I am experimenting with lock-free algorithms. In some cases, I only need an atomic store() operation and no compare_exchange. I have done simple measurements to get a feel for the performance advantage of store over compare_exchange. The surprise was: compare_exchange is faster!
Why is that, or am I making a measurement error?

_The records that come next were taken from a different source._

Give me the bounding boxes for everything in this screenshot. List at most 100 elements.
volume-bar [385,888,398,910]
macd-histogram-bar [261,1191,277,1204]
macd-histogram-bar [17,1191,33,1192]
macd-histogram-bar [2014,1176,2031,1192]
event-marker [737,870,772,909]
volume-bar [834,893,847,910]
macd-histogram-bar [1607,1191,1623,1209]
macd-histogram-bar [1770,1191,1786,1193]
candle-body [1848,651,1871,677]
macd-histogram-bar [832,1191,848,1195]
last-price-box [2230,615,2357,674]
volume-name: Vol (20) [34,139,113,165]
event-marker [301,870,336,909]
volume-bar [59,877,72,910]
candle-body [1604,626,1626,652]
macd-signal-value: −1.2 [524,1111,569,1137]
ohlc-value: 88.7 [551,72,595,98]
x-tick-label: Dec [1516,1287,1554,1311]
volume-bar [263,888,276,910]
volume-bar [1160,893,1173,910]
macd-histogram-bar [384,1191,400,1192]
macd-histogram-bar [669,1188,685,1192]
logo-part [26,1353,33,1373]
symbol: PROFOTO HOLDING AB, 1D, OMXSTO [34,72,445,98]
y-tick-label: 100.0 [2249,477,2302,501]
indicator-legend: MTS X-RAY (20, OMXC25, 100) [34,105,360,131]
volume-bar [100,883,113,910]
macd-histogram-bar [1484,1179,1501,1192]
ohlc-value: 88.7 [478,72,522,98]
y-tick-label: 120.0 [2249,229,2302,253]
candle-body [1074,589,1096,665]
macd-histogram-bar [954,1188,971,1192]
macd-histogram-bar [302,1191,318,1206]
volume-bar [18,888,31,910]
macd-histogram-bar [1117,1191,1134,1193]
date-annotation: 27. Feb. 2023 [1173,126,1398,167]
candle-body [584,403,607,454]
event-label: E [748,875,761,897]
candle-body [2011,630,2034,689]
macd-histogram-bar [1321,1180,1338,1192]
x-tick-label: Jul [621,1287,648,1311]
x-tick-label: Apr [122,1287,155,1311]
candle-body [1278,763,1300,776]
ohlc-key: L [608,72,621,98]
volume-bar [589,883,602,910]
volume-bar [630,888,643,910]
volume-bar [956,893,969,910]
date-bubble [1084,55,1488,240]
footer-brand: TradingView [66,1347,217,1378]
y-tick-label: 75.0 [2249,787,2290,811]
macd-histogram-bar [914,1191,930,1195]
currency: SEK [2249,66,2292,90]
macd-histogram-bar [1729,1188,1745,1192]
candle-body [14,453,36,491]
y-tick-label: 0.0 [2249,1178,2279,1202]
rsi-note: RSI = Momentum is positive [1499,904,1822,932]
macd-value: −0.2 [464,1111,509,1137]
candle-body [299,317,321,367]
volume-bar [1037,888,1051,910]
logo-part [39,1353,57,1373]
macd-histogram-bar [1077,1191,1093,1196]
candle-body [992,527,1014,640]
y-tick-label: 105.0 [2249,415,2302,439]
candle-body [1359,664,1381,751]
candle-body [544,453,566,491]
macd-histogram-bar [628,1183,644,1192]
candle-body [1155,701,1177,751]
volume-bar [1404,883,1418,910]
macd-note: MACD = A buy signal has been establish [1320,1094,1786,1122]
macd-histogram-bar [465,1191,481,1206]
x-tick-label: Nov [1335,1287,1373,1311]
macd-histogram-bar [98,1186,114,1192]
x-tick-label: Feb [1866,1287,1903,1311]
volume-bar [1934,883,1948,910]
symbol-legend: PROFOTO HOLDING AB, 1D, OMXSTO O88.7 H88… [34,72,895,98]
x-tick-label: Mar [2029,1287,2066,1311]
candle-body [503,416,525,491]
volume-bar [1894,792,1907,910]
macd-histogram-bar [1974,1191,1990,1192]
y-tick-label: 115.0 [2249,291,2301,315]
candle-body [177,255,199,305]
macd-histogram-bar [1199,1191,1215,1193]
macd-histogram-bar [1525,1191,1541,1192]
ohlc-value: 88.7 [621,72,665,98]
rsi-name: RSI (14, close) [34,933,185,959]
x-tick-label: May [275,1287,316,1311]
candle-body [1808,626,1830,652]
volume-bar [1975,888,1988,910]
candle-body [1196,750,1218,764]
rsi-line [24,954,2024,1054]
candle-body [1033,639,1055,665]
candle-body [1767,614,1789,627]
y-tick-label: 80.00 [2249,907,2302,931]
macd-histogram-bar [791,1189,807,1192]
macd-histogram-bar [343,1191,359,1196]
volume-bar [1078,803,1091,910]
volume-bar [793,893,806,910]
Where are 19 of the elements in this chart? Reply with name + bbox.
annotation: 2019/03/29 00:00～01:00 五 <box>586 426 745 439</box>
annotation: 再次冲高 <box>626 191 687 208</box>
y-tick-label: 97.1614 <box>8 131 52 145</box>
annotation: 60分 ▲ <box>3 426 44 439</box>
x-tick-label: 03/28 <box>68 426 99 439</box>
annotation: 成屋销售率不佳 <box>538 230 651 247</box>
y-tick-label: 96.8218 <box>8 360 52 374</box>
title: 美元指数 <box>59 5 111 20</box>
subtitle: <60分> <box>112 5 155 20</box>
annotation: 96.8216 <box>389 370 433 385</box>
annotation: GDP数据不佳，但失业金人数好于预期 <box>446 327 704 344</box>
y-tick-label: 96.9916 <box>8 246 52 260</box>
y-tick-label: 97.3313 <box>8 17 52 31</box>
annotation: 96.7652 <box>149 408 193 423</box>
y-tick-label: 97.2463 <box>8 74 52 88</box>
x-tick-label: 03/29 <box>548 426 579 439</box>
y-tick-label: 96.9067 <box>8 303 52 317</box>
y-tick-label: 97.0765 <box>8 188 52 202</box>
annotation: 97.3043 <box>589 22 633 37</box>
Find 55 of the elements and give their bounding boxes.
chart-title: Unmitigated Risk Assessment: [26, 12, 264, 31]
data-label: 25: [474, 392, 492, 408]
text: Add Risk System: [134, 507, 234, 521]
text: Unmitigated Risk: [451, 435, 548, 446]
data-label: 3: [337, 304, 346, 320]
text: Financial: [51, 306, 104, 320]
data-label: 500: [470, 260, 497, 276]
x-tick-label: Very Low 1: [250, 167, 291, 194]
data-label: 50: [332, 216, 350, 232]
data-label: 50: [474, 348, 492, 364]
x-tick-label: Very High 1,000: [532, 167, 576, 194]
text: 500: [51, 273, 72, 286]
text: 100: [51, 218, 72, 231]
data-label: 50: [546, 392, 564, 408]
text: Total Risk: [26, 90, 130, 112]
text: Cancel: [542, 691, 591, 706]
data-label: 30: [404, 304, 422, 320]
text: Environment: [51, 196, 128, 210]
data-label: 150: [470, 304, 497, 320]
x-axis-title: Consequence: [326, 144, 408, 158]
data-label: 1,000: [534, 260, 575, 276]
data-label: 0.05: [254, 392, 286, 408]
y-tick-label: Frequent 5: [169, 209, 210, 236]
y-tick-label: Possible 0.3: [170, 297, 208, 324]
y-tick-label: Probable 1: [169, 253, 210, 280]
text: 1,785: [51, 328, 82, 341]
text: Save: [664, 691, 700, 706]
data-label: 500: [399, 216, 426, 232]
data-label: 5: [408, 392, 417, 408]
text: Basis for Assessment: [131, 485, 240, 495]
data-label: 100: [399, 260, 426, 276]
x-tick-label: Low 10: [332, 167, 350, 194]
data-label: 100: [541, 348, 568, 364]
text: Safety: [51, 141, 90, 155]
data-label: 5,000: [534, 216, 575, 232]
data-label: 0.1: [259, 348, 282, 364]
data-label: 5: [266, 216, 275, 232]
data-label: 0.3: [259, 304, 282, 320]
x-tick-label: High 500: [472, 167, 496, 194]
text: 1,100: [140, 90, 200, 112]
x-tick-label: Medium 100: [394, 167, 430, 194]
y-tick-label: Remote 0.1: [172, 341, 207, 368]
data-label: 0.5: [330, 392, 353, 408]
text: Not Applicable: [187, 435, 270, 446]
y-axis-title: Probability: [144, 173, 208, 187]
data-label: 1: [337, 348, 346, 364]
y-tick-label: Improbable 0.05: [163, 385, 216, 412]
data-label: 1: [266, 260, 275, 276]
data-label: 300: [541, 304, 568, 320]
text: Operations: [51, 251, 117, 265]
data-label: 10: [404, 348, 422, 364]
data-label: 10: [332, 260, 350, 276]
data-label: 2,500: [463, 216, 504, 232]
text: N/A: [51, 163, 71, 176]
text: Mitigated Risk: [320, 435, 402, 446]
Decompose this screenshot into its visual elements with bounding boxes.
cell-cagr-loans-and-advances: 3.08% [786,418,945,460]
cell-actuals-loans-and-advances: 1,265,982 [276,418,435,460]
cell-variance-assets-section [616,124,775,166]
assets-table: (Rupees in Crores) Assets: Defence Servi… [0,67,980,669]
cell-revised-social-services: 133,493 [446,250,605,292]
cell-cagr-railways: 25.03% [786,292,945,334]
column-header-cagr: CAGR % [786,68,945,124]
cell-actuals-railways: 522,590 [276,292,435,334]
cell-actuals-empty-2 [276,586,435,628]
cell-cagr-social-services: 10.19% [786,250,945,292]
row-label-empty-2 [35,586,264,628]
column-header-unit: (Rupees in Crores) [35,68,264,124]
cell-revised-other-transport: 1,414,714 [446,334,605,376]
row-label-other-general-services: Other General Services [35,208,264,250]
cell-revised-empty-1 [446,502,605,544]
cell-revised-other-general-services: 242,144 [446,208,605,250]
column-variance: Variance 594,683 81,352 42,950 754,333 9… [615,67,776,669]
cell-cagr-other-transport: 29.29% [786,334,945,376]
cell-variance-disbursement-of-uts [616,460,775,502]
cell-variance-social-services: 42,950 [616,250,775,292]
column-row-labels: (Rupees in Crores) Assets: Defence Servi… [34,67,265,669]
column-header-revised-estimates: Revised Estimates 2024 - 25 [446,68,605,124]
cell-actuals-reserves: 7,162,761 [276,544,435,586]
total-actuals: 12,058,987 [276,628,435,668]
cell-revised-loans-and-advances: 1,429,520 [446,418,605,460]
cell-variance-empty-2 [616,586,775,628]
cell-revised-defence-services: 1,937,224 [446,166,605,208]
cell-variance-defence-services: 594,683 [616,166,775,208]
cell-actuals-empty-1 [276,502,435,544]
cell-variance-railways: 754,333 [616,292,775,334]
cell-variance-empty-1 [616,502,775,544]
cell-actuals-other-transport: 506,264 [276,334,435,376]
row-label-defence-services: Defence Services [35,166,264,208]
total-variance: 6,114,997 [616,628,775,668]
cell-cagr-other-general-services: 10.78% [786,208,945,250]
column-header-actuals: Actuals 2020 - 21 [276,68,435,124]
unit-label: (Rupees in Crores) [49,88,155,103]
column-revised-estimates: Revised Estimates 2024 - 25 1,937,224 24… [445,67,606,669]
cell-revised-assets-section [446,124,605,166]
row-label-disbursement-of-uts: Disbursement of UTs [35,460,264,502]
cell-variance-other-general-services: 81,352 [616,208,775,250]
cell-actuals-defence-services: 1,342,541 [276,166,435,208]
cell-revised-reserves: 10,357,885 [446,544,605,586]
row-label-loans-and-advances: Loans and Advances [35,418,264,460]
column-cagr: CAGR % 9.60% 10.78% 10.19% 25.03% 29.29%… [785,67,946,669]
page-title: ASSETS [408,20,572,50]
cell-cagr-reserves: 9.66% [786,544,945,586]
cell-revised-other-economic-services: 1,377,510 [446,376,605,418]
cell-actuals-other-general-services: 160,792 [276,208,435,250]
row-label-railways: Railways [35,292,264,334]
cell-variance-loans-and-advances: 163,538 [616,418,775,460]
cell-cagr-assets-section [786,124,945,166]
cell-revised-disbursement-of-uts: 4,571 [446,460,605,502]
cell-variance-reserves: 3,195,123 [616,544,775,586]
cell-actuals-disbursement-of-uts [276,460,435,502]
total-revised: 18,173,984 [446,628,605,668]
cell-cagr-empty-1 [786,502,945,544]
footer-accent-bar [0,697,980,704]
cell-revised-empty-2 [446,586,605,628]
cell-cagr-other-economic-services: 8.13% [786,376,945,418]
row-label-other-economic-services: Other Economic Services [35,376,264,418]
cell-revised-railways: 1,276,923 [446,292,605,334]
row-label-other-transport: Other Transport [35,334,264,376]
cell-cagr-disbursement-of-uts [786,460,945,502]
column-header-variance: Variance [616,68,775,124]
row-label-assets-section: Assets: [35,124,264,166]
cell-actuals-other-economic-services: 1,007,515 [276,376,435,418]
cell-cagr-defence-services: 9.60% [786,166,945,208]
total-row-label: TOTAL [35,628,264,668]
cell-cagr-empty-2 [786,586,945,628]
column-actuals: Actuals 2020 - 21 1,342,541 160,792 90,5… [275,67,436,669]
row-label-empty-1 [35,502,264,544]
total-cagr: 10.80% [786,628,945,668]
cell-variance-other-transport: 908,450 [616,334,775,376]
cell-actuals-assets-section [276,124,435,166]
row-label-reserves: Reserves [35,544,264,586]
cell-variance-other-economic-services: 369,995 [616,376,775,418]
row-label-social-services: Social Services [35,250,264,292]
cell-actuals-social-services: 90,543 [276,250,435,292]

This is the measurement, all operations are relaxed:
using ValueType = unsigned long long;
constexpr auto MemoryOrder = memory_order_relaxed;
atomic<ValueType> value{};
cout << "value.is_lock_free(): " << value.is_lock_free() << endl;
ValueType oldValue{};
constexpr auto MAX = 100000000;
//===========================================================
cout << "value.store: " << MAX << endl;
auto start = chrono::high_resolution_clock::now();
for(ValueType newValue{1ULL}; newValue<MAX; ++newValue){
value.store(newValue, MemoryOrder);
oldValue = newValue;
}
auto end = chrono::high_resolution_clock::now();
chrono::duration<double> diffStore = end - start;
cout << "diffStore: " << diffStore.count() << " s" << endl;
//===========================================================
cout << "value.compare_exchange_weak: " << MAX << endl;
value.store(0, MemoryOrder);
oldValue = 0ULL;
start = chrono::high_resolution_clock::now();
for(ValueType newValue{1ULL}; newValue<MAX; ++newValue){
value.compare_exchange_weak(oldValue, newValue, MemoryOrder, MemoryOrder);
oldValue = newValue;
}
end = chrono::high_resolution_clock::now();
chrono::duration<double> diffCompare = end - start;
cout << std::setw(9);
cout << "diffCompare: " << diffCompare.count() << " s" << endl;
cout << "Store/Compare: " << diffStore / diffCompare << endl;
}
Output:
value.is_lock_free(): 1
value.store: 100.000.000
diffStore: 5.77747 s //Duration
value.compare_exchange_weak: 100.000.000
diffCompare: 4.44158 s //Duration
Store/Compare: 1.30077